En attendant la décision du conseil constitutionnel, seul habilité à donner les résultats définitifs, cette proclamation a été suivie de violences et d’atteintes aux libertés fondamentales. Le soir de la publication, lors de la célébration par les partisans du général Mahamat Idriss Deby Itno, candidat de la Coalition Tchad Uni, et président de la transition, des tirs à l’arme ont été entendus dans plusieurs villes du Tchad et à Kousséri, ville situéeau Cameroun. Ils ont occasionné plus d’une dizaine de morts et plusieurs dizaines de blessé·es selon des sources locales.

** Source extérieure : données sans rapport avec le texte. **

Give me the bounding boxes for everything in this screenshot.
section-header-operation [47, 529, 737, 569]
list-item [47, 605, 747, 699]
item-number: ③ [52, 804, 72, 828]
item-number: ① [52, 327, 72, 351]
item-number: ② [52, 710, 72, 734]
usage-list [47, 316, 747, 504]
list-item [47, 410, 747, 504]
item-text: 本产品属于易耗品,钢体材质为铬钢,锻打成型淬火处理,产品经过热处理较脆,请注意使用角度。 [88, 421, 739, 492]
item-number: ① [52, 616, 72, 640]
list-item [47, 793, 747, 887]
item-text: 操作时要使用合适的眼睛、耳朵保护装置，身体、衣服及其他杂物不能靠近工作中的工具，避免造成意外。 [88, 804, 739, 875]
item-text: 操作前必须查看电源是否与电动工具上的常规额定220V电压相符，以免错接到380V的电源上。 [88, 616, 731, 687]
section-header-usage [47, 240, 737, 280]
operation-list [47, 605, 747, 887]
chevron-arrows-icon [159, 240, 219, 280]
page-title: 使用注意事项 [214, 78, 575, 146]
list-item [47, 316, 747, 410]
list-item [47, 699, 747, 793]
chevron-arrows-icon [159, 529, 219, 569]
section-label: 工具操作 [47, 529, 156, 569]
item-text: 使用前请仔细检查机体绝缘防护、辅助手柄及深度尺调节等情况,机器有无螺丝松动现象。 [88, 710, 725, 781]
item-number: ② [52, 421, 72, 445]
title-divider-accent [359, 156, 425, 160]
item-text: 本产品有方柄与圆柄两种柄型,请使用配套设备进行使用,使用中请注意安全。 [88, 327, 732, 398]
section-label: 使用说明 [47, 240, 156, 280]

« La justice tchadienne doit immédiatement ouvrir une enquête sur ces incidents en vue d’identifier et poursuivre leurs responsables quels que soient leurs qualités. Aucune pression ne doit être faite sur les victimes et leurs familles dans leur requête de justice », a déclaré Agnès Ildijma Lokiam, présidente de l’ATPDH.

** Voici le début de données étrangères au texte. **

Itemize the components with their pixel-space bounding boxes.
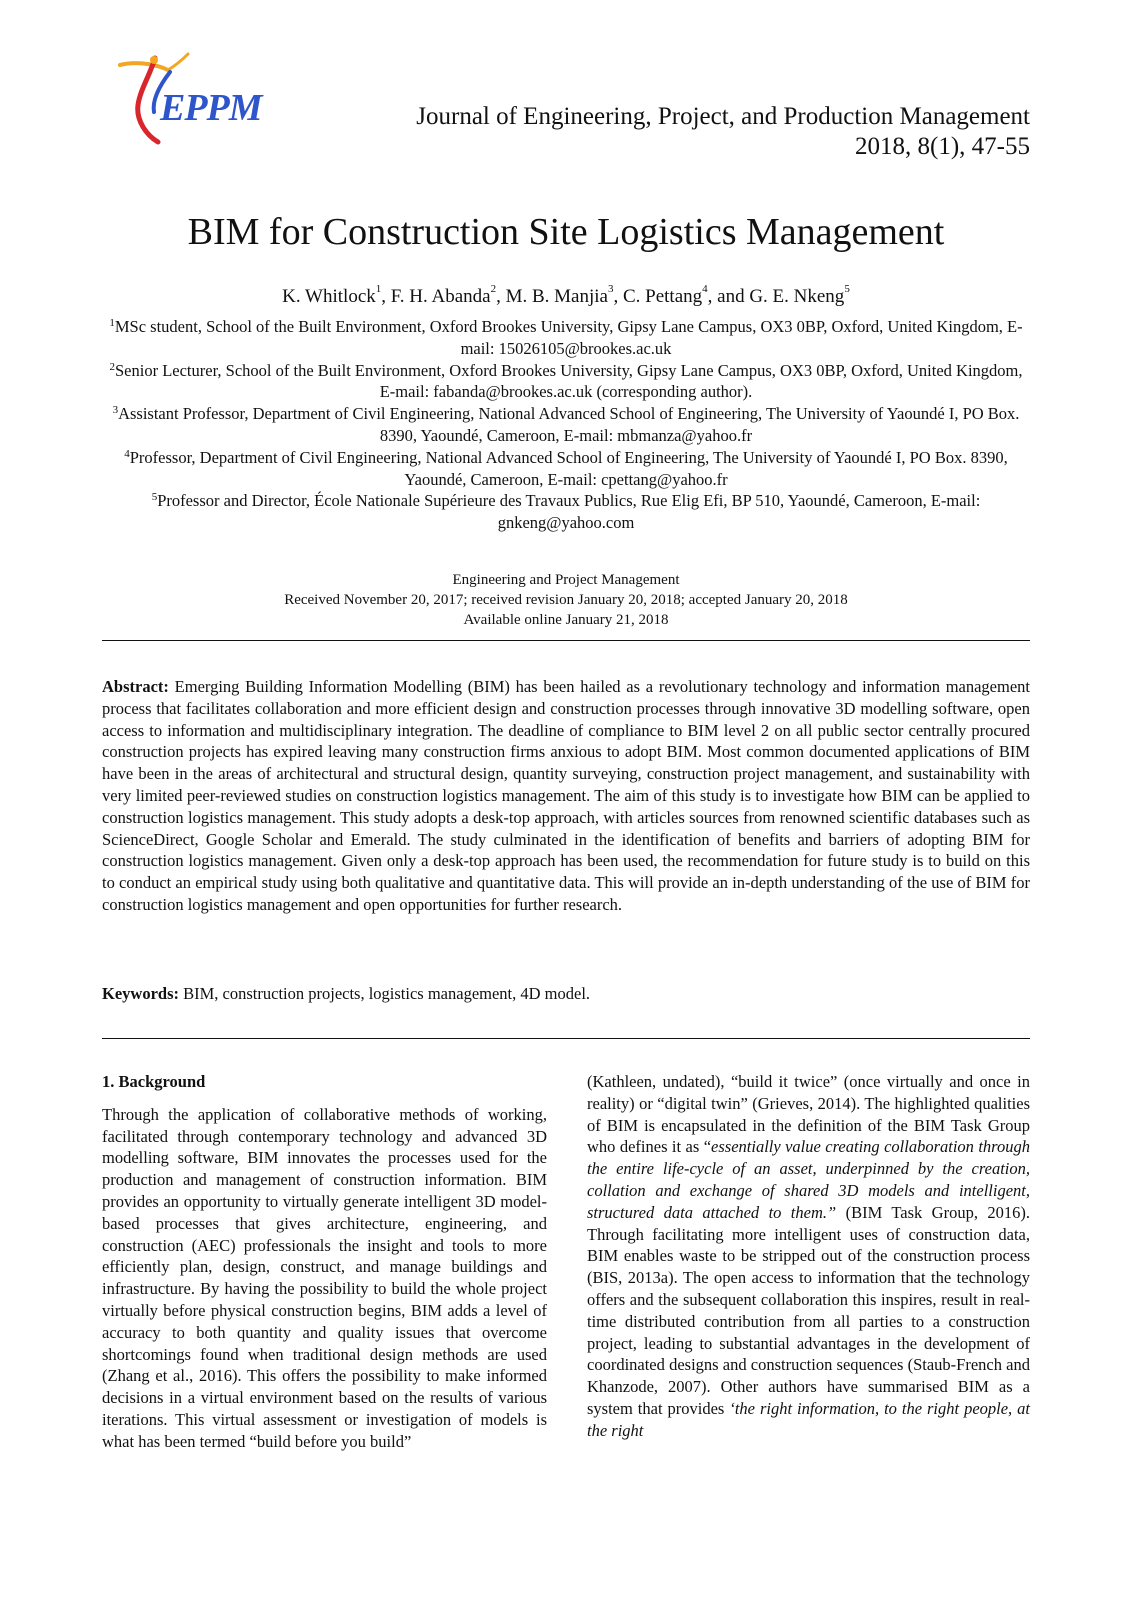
body-paragraph: Through the application of collaborative methods of working, facilitated through contemporary technology and advanced 3D modelling software, BIM innovates the processes used for the production and management of construction information. BIM provides an opportunity to virtually generate intelligent 3D model-based processes that gives architecture, engineering, and construction (AEC) professionals the insight and tools to more efficiently plan, design, construct, and manage buildings and infrastructure. By having the possibility to build the whole project virtually before physical construction begins, BIM adds a level of accuracy to both quantity and quality issues that overcome shortcomings found when traditional design methods are used (Zhang et al., 2016). This offers the possibility to make informed decisions in a virtual environment based on the results of various iterations. This virtual assessment or investigation of models is what has been termed “build before you build” bbox=[102, 1104, 547, 1451]
keywords-text: BIM, construction projects, logistics management, 4D model. bbox=[183, 984, 591, 1003]
body-right-column bbox=[587, 1071, 1030, 1442]
affiliation-sup: 3 bbox=[112, 404, 119, 417]
body-paragraph bbox=[587, 1071, 1030, 1442]
abstract-label: Abstract: bbox=[102, 677, 169, 696]
journal-issue: 2018, 8(1), 47-55 bbox=[855, 133, 1030, 160]
journal-header bbox=[416, 102, 1030, 162]
affiliation-sup: 4 bbox=[124, 447, 130, 460]
author-sep: , bbox=[381, 286, 391, 307]
abstract bbox=[102, 676, 1030, 916]
author-sup: 4 bbox=[702, 283, 708, 295]
affiliation bbox=[102, 316, 1030, 360]
affiliation-text: Professor, Department of Civil Engineering, National Advanced School of Engineering, The University of Yaoundé I, PO Box. 8390, Yaoundé, Cameroon, E-mail: cpettang@yahoo.fr bbox=[129, 447, 1008, 489]
author-sup: 3 bbox=[607, 283, 614, 295]
affiliation-sup: 2 bbox=[109, 360, 115, 373]
body-quote: ‘the right information, to the right people, at the right bbox=[587, 1398, 1030, 1440]
article-dates bbox=[0, 570, 1132, 630]
journal-name: Journal of Engineering, Project, and Production Management bbox=[416, 103, 1030, 130]
affiliation-text: MSc student, School of the Built Environment, Oxford Brookes University, Gipsy Lane Campus, OX3 0BP, Oxford, United Kingdom, E-mail: 15026105@brookes.ac.uk bbox=[114, 317, 1023, 358]
author-sup: 2 bbox=[490, 283, 497, 295]
keywords-label: Keywords: bbox=[102, 984, 179, 1003]
article-history: Received November 20, 2017; received revision January 20, 2018; accepted January 20, 2018 bbox=[284, 592, 848, 608]
body-left-column bbox=[102, 1071, 547, 1453]
article-category: Engineering and Project Management bbox=[452, 572, 680, 588]
author-name: K. Whitlock bbox=[282, 286, 376, 307]
affiliation bbox=[102, 403, 1030, 447]
affiliation-text: Professor and Director, École Nationale Supérieure des Travaux Publics, Rue Elig Efi, BP 510, Yaoundé, Cameroon, E-mail: gnkeng@yahoo.com bbox=[157, 491, 981, 533]
author-name: F. H. Abanda bbox=[390, 286, 491, 307]
affiliation bbox=[102, 360, 1030, 404]
author-name: C. Pettang bbox=[622, 286, 703, 307]
affiliation-text: Assistant Professor, Department of Civil Engineering, National Advanced School of Engineering, The University of Yaoundé I, PO Box. 8390, Yaoundé, Cameroon, E-mail: mbmanza@yahoo.fr bbox=[118, 404, 1020, 445]
keywords bbox=[102, 983, 1030, 1005]
affiliation-text: Senior Lecturer, School of the Built Environment, Oxford Brookes University, Gipsy Lane Campus, OX3 0BP, Oxford, United Kingdom, E-mail: fabanda@brookes.ac.uk (corresponding author). bbox=[115, 360, 1023, 402]
body-quote: essentially value creating collaboration through the entire life-cycle of an asset, underpinned by the creation, collation and exchange of shared 3D models and intelligent, structured data attached to them.” bbox=[587, 1137, 1030, 1222]
affiliation bbox=[102, 490, 1030, 534]
author-list bbox=[0, 283, 1132, 308]
affiliations bbox=[102, 316, 1030, 534]
eppm-logo bbox=[110, 50, 290, 150]
logo-text: EPPM bbox=[160, 87, 262, 129]
section-heading: 1. Background bbox=[102, 1072, 206, 1091]
affiliation-sup: 5 bbox=[151, 491, 158, 504]
divider-top bbox=[102, 640, 1030, 641]
author-sup: 5 bbox=[844, 283, 850, 295]
author-sep: , bbox=[496, 286, 506, 307]
author-sep: , and bbox=[707, 286, 750, 307]
author-sep: , bbox=[613, 286, 623, 307]
affiliation-sup: 1 bbox=[109, 317, 115, 329]
divider-bottom bbox=[102, 1038, 1030, 1039]
author-name: M. B. Manjia bbox=[505, 286, 608, 307]
body-text: (Kathleen, undated), “build it twice” (once virtually and once in reality) or “digital twin” (Grieves, 2014). The highlighted qualities of BIM is encapsulated in the definition of the BIM Task Group who defines it as “ bbox=[587, 1072, 1030, 1157]
affiliation bbox=[102, 447, 1030, 491]
body-text: (BIM Task Group, 2016). Through facilitating more intelligent uses of construction data, BIM enables waste to be stripped out of the construction process (BIS, 2013a). The open access to information that the technology offers and the subsequent collaboration this inspires, result in real-time distributed contribution from all parties to a construction project, leading to substantial advantages in the development of coordinated designs and construction sequences (Staub-French and Khanzode, 2007). Other authors have summarised BIM as a system that provides bbox=[587, 1202, 1030, 1418]
author-name: G. E. Nkeng bbox=[749, 286, 845, 307]
author-sup: 1 bbox=[375, 283, 382, 295]
paper-title: BIM for Construction Site Logistics Management bbox=[187, 211, 945, 253]
abstract-text: Emerging Building Information Modelling (BIM) has been hailed as a revolutionary technology and information management process that facilitates collaboration and more efficient design and construction processes through innovative 3D modelling software, open access to information and multidisciplinary integration. The deadline of compliance to BIM level 2 on all public sector centrally procured construction projects has expired leaving many construction firms anxious to adopt BIM. Most common documented applications of BIM have been in the areas of architectural and structural design, quantity surveying, construction project management, and sustainability with very limited peer-reviewed studies on construction logistics management. The aim of this study is to investigate how BIM can be applied to construction logistics management. This study adopts a desk-top approach, with articles sources from renowned scientific databases such as ScienceDirect, Google Scholar and Emerald. The study culminated in the identification of benefits and barriers of adopting BIM for construction logistics management. Given only a desk-top approach has been used, the recommendation for future study is to build on this to conduct an empirical study using both qualitative and quantitative data. This will provide an in-depth understanding of the use of BIM for construction logistics management and open opportunities for further research. bbox=[102, 677, 1031, 914]
article-online: Available online January 21, 2018 bbox=[463, 612, 669, 628]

La presse empêchée d’approcher les victimes
Pour dissimuler l’ampleur des dégâts de ces tirs, les autorités sanitaires tchadiennes ont interdit l’accès aux victimes. Dans une circulaire du ministère de la santé en date du 10 mai, il a été interdit aux responsables des structures sanitaires de « ...mettre à la disposition de tout usager les statistiques relatives au nombre de blessés et de décès liés aux tirs de joie... ». La presse était également interdite « d’interroger ou de photographier les blessés... ». L’Union des journalistes tchadiens a protesté le même jour contre cette entrave à l’exercice du travail des journalistes.
« Il est inadmissible que la société civile et la presse soient empêchés d’accéder aux victimes et d’informer l’opinion publique. Le droit à l’information et le droit d’informer font partie des droits constitutionnels reconnus aux tchadiens par la constitution », a déclaré Me Adoum Mahamat Boukar, président de la LTDH.
La publication rapide des résultats contrairement à la pratique antérieure et aux réalités du terrain a aussi suscité des controverses sur leur crédibilité malgré les justifications données par l’ANGE. Certains candidats dont l’opposant Succès Masra, candidat du Parti « les Transformateurs », arrivé en deuxième position avec 18,53 % derrière Mahamat Idriss Deby Itno élu avec 61,03 %, ont contesté ces résultats. Au moins 76 partisan·nes du candidat du parti « les Transformateurs » ont été arrêté·es dans les centres de vote et lors des dépouillements le 6 mai et jours suivants par les forces de l’ordre et détenus à la prison de Klessoum. Ils seraient accusé·es d’avoir« photographié des procès-verbaux » des bureaux de vote et de « détention de faux badges et ordres de mission » d’observateurs.
Des atteintes aux droits et aux libertés fondamentaux de l’opposition ont été rapportées. Le 6 mai, soir du scrutin, le domicile de Succès Masra avait été cerné et survolé par les drones des forces de l’ordre. Il serait en résidence surveillée depuis le 9 mai, tandis que sa maison est encerclée par les forces de l’ordre. Le 12 mai il a saisi le conseil constitutionnel.
« Nous sommes inquiets. Ces événements surviennent moins de 3 mois après la mort de l’opposant Yaya Dillo suite à l’assaut des forces de l’ordre au siège de son parti. Ces faits pourraient être considérés comme des signaux annonciateurs de nouvelles violences politiques. Les attaques contre les opposant·es doivent cesser pour donner une chance à la démocratie et à la paix au Tchad », a déclaré Me Drissa TRAORÉ, secrétaire général de la FIDH.
Cette violence a atteint son paroxysme le 10 mai avec le passage à tabac des étudiant-es de l’université de Toukra après qu’ils aient scandé le nom de Succés Masra.
La FIDH et ses organisations membres au Tchad s’étaient alarmées de l’éventualité de violences post électorales et de violations de droits humains. Elles réitéraient leur appel aux autorités tchadiennes à respecter les droits humains en mettant fin au harcèlement, des opposants et des défenseur-es.